Carvana shares surge after the company boosts second-quarter guidance
A Carvana glass tower sits illuminated on Feb. 23, 2022, in Oak Brook, Illinois.
Armando L. Sanchez | Tribune News Service | Getty Images
Shares of online used-car retailer Carvana surged Thursday after the company said its second-quarter results would likely come in ahead of its earlier expectations as cost-reduction measures take hold.
Shares gained 56% during the trading session.
The company said it now expects to report adjusted earnings before interest, tax, depreciation and amortization, or EBITDA, of more than $50 million in the second quarter of 2023. Wall Street analysts surveyed by FactSet had expected the company to roughly break even on that basis.
Carvana said it also expects its gross profit per unit, or GPU, to be above $6,000 in the second quarter. That would be a new company record and an increase of more than 60% from the second quarter of 2022.

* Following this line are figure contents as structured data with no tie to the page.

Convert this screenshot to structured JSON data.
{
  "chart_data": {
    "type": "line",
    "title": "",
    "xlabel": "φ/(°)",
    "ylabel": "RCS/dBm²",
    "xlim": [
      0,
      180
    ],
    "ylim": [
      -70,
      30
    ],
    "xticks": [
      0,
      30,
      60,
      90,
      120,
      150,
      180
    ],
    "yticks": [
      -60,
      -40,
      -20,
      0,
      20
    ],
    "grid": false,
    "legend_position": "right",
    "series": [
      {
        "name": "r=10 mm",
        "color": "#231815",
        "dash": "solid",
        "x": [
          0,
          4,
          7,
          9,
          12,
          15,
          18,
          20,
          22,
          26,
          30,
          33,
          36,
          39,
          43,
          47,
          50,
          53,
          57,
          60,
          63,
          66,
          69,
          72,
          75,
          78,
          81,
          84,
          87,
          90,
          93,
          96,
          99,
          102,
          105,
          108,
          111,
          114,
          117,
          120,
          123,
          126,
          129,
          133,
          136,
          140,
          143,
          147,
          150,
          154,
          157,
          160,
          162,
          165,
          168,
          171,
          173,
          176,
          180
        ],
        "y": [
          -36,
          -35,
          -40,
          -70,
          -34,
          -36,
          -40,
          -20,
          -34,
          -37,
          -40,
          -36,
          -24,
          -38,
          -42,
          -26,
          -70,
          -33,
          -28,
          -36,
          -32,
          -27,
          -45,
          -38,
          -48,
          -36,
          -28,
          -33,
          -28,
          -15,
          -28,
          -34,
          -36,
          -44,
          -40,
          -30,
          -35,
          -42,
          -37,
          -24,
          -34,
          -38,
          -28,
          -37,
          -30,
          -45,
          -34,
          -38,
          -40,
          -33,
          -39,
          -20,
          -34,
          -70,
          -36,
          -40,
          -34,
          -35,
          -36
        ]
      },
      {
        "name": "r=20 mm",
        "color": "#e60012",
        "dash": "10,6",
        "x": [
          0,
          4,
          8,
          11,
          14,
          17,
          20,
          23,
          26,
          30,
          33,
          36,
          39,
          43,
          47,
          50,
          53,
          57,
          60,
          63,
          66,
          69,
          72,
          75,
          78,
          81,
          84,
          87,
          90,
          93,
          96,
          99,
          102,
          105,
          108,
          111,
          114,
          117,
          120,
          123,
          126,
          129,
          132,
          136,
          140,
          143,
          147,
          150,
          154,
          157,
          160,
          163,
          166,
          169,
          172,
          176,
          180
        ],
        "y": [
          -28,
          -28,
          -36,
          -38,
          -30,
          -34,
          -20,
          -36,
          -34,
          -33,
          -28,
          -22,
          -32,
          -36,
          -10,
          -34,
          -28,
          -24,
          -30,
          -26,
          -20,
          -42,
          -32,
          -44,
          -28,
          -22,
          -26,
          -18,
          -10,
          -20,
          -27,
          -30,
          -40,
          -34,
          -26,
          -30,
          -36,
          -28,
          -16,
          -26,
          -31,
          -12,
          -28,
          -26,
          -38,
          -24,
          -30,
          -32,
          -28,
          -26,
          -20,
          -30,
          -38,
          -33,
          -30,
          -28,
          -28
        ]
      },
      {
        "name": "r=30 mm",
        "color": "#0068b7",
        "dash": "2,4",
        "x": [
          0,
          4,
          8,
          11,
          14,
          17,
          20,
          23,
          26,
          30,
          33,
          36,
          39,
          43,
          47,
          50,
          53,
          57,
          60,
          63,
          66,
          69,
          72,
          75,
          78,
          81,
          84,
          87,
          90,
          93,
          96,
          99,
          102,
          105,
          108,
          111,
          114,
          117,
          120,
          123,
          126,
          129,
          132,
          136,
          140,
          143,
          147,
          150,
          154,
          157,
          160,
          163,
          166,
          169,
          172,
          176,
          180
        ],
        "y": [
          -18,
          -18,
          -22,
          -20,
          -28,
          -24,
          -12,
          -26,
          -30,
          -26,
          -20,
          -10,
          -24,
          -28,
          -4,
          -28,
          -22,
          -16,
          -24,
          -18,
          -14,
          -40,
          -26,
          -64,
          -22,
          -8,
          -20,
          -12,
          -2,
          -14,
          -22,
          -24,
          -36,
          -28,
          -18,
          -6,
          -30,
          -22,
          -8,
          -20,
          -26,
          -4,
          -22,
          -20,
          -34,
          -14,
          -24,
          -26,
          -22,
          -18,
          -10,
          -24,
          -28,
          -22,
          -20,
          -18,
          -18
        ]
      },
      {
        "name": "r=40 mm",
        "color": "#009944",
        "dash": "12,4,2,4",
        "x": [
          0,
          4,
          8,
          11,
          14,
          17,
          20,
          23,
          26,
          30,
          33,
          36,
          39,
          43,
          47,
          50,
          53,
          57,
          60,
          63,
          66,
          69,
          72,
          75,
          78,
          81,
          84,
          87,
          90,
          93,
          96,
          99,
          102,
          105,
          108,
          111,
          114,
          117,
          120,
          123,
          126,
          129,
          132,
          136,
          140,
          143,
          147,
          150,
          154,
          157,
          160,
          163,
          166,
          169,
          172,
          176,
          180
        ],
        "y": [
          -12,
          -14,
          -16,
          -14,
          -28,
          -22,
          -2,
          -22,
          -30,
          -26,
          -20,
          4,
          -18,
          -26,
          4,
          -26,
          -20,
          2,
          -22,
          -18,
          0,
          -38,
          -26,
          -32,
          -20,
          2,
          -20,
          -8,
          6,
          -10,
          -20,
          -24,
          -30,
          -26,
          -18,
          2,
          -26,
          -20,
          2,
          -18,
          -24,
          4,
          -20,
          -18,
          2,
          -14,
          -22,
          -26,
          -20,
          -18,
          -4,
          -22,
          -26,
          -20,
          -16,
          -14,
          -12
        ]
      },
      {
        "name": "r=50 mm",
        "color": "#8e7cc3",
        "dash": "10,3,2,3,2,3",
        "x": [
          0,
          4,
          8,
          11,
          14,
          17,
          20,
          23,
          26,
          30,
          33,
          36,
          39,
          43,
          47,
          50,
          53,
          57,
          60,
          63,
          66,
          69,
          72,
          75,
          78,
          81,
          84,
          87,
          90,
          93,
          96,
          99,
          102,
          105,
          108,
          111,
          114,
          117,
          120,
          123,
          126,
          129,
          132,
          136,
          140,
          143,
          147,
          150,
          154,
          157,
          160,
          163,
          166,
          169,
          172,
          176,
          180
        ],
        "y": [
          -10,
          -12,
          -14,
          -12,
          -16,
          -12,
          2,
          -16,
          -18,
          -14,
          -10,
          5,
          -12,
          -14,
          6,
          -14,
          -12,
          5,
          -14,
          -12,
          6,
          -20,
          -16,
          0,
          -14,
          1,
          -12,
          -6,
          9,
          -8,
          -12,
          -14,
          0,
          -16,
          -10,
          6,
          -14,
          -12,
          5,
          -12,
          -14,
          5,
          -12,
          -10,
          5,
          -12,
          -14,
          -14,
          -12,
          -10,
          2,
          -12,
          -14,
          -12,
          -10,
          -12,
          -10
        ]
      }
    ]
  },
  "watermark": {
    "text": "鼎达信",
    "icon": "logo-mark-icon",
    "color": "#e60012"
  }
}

The company posted a GPU of $4,303 in the first quarter of 2023, up 52% from a year earlier.
Carvana’s most recent guidance in May called for a positive adjusted EBITDA and adjusted gross profit per unit of $5,000 in the second quarter.
Carvana shares surged Thursday after the company boosted its second-quarter guidance.
The company’s shares enjoyed a strong run-up during the pandemic as buyers turned to online sources for used cars. The company borrowed heavily to keep up with demand — but it found itself in a steep hole last year, as interest rates began rising and used-car prices softened. It responded with an aggressive cost-cutting effort.
Carvana’s stock fell about 98% in 2022 but has recovered significant ground in recent months: Through Thursday’s close, it’s up more than 400% since the start of 2023.
“The team’s persistent focus on driving profitability has resulted in significant savings and efficiencies, and this work will persist as we continue to execute our plan,” CEO Ernie Garcia said in a statement Thursday. “Our progress continues to positively impact the business even faster than expected.”